I disagree that she had it coming.

I would fully support her family for suing Trump/Stop the Steal/4Chan/8Kun and whomever else the could for radicalizing her. I blame them for her death. Because she shouldn't have been there. What led her there is what led her to her death. She wasn't one of the people million about outside. She was up front breaking in through congress. Who/what led her there?

Caliman73

(11,738 posts)
7. I don't like the idea of "she had it coming"
Fri Jul 8, 2022, 02:12 PM
Jul 2022

She definitely got a consequence for the actions she took. The shooting was justified.

I am sure that the officer who was forced to shoot her to protect himself and the Congress, struggles with that choice.

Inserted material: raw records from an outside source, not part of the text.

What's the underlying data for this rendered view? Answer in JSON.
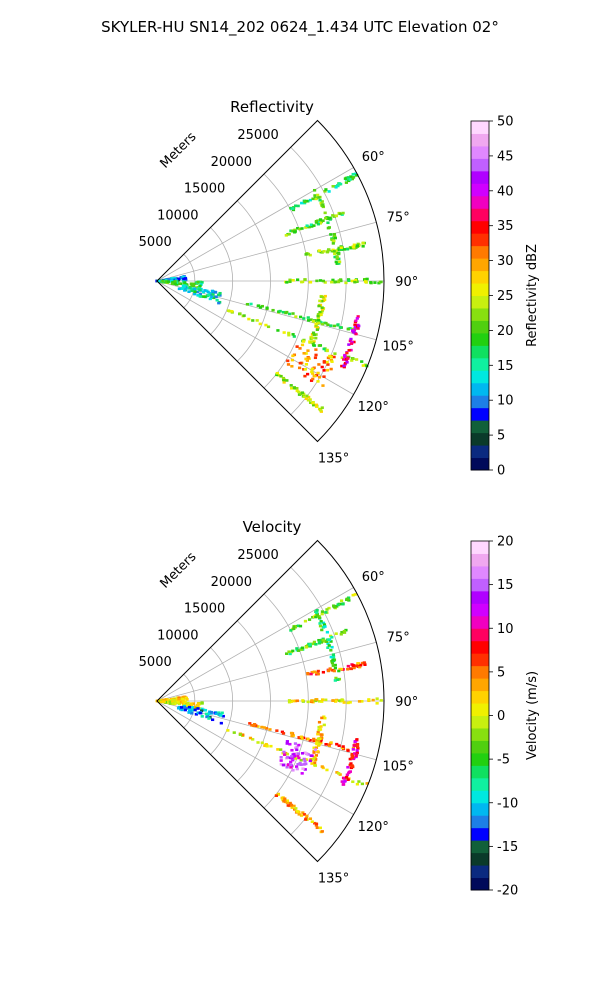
{
  "figure_title": "SKYLER-HU  SN14_202  0624_1.434 UTC Elevation 02°",
  "chart_data": [
    {
      "type": "polar-sector",
      "title": "Reflectivity",
      "radial_label": "Meters",
      "radial_ticks": [
        5000,
        10000,
        15000,
        20000,
        25000
      ],
      "radial_tick_labels": [
        "5000",
        "10000",
        "15000",
        "20000",
        "25000"
      ],
      "angle_ticks": [
        60,
        75,
        90,
        105,
        120,
        135
      ],
      "angle_tick_labels": [
        "60°",
        "75°",
        "90°",
        "105°",
        "120°",
        "135°"
      ],
      "angle_range": [
        45,
        135
      ],
      "r_max": 30000,
      "grid": true,
      "colorbar": {
        "label": "Reflectivity dBZ",
        "min": 0,
        "max": 50,
        "ticks": [
          0,
          5,
          10,
          15,
          20,
          25,
          30,
          35,
          40,
          45,
          50
        ],
        "tick_labels": [
          "0",
          "5",
          "10",
          "15",
          "20",
          "25",
          "30",
          "35",
          "40",
          "45",
          "50"
        ],
        "colors": [
          "#000a5a",
          "#0a2a80",
          "#0a3a2a",
          "#11603a",
          "#0000ff",
          "#1d7fe6",
          "#00b8f0",
          "#00e8e0",
          "#10f0a0",
          "#10e060",
          "#22d010",
          "#50d010",
          "#88e010",
          "#c8f010",
          "#f0f000",
          "#ffd200",
          "#ffa600",
          "#ff7a00",
          "#ff3000",
          "#ff0000",
          "#ff0060",
          "#f000c0",
          "#d000ff",
          "#b000ff",
          "#c060ff",
          "#e088ff",
          "#f0a8f0",
          "#ffd8ff"
        ]
      },
      "features": [
        {
          "kind": "cluster",
          "az": 85,
          "r0": 0,
          "r1": 4000,
          "value": 10
        },
        {
          "kind": "cluster",
          "az": 96,
          "r0": 0,
          "r1": 6000,
          "value": 18
        },
        {
          "kind": "line",
          "az": 90,
          "r0": 17000,
          "r1": 30000,
          "value": 22
        },
        {
          "kind": "line",
          "az": 104,
          "r0": 12000,
          "r1": 27000,
          "value": 20
        },
        {
          "kind": "line",
          "az": 112,
          "r0": 10000,
          "r1": 30000,
          "value": 22
        },
        {
          "kind": "line",
          "az": 128,
          "r0": 20000,
          "r1": 28000,
          "value": 24
        },
        {
          "kind": "line",
          "az": 62,
          "r0": 20000,
          "r1": 30000,
          "value": 18
        },
        {
          "kind": "line",
          "az": 70,
          "r0": 18000,
          "r1": 27000,
          "value": 20
        },
        {
          "kind": "line",
          "az": 80,
          "r0": 20000,
          "r1": 28000,
          "value": 22
        },
        {
          "kind": "arc",
          "r": 22000,
          "az0": 95,
          "az1": 112,
          "value": 24
        },
        {
          "kind": "arc",
          "r": 27000,
          "az0": 100,
          "az1": 115,
          "value": 38
        },
        {
          "kind": "arc",
          "r": 24000,
          "az0": 60,
          "az1": 85,
          "value": 20
        },
        {
          "kind": "cluster",
          "az": 118,
          "r0": 20000,
          "r1": 26000,
          "value": 30
        },
        {
          "kind": "cluster",
          "az": 105,
          "r0": 3000,
          "r1": 9000,
          "value": 14
        }
      ]
    },
    {
      "type": "polar-sector",
      "title": "Velocity",
      "radial_label": "Meters",
      "radial_ticks": [
        5000,
        10000,
        15000,
        20000,
        25000
      ],
      "radial_tick_labels": [
        "5000",
        "10000",
        "15000",
        "20000",
        "25000"
      ],
      "angle_ticks": [
        60,
        75,
        90,
        105,
        120,
        135
      ],
      "angle_tick_labels": [
        "60°",
        "75°",
        "90°",
        "105°",
        "120°",
        "135°"
      ],
      "angle_range": [
        45,
        135
      ],
      "r_max": 30000,
      "grid": true,
      "colorbar": {
        "label": "Velocity (m/s)",
        "min": -20,
        "max": 20,
        "ticks": [
          -20,
          -15,
          -10,
          -5,
          0,
          5,
          10,
          15,
          20
        ],
        "tick_labels": [
          "-20",
          "-15",
          "-10",
          "-5",
          "0",
          "5",
          "10",
          "15",
          "20"
        ],
        "colors": [
          "#000a5a",
          "#0a2a80",
          "#0a3a2a",
          "#11603a",
          "#0000ff",
          "#1d7fe6",
          "#00b8f0",
          "#00e8e0",
          "#10f0a0",
          "#10e060",
          "#22d010",
          "#50d010",
          "#88e010",
          "#c8f010",
          "#f0f000",
          "#ffd200",
          "#ffa600",
          "#ff7a00",
          "#ff3000",
          "#ff0000",
          "#ff0060",
          "#f000c0",
          "#d000ff",
          "#b000ff",
          "#c060ff",
          "#e088ff",
          "#f0a8f0",
          "#ffd8ff"
        ]
      },
      "features": [
        {
          "kind": "cluster",
          "az": 85,
          "r0": 0,
          "r1": 4000,
          "value": 2
        },
        {
          "kind": "cluster",
          "az": 96,
          "r0": 0,
          "r1": 6000,
          "value": 0
        },
        {
          "kind": "line",
          "az": 90,
          "r0": 17000,
          "r1": 30000,
          "value": 2
        },
        {
          "kind": "line",
          "az": 104,
          "r0": 12000,
          "r1": 27000,
          "value": 5
        },
        {
          "kind": "line",
          "az": 112,
          "r0": 10000,
          "r1": 30000,
          "value": 1
        },
        {
          "kind": "line",
          "az": 128,
          "r0": 20000,
          "r1": 28000,
          "value": 3
        },
        {
          "kind": "line",
          "az": 62,
          "r0": 20000,
          "r1": 30000,
          "value": -3
        },
        {
          "kind": "line",
          "az": 70,
          "r0": 18000,
          "r1": 27000,
          "value": -4
        },
        {
          "kind": "line",
          "az": 80,
          "r0": 20000,
          "r1": 28000,
          "value": 6
        },
        {
          "kind": "arc",
          "r": 22000,
          "az0": 95,
          "az1": 112,
          "value": 2
        },
        {
          "kind": "arc",
          "r": 27000,
          "az0": 100,
          "az1": 115,
          "value": 9
        },
        {
          "kind": "arc",
          "r": 24000,
          "az0": 60,
          "az1": 85,
          "value": -6
        },
        {
          "kind": "cluster",
          "az": 112,
          "r0": 18000,
          "r1": 22000,
          "value": 14
        },
        {
          "kind": "cluster",
          "az": 105,
          "r0": 3000,
          "r1": 9000,
          "value": -11
        }
      ]
    }
  ]
}
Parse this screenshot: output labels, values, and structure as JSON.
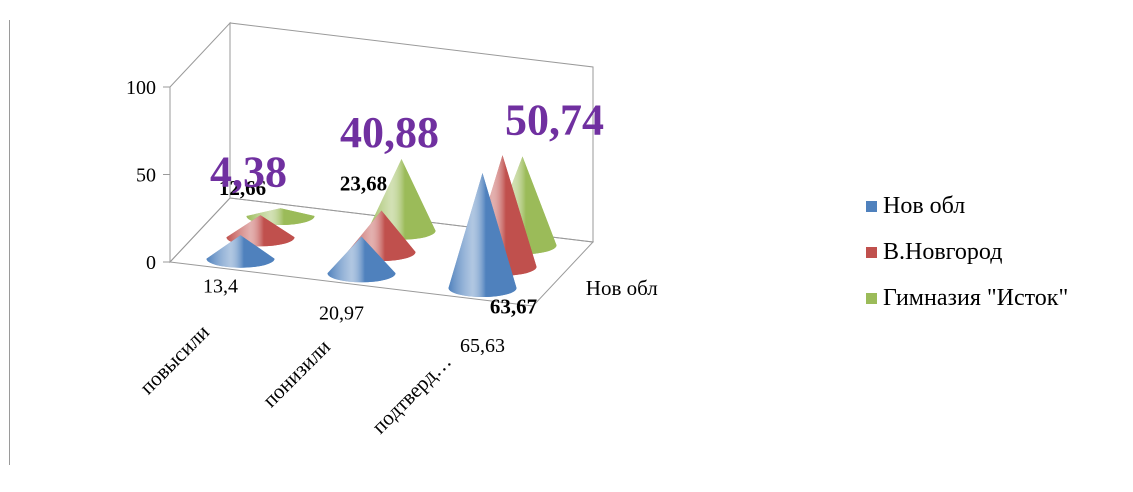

I also understand the anger and outrage that would lead to "she got every bit of what she had coming to her", but it sounds like wrath, and if we trade in our humanity for wrath then we inevitably head toward atrocity.

Her death was tragic. Her radicalization was tragic. The movement which radicalized her needs to be stopped, discredited, and swept into the "bad history" dustbin.

anarch

(6,535 posts)
8. think what would have happened, had it been a crowd of angry black people
Fri Jul 8, 2022, 02:17 PM
Jul 2022

I expect it would have looked something like the first couple of platoons hitting Omaha Beach on D-Day

Elessar Zappa

(14,004 posts)
12. I don't believe we'll have a civil war.
Fri Jul 8, 2022, 03:51 PM
Jul 2022

Worst case scenario is a situation similar to “The Troubles” in Northern Ireland, which is bad enough.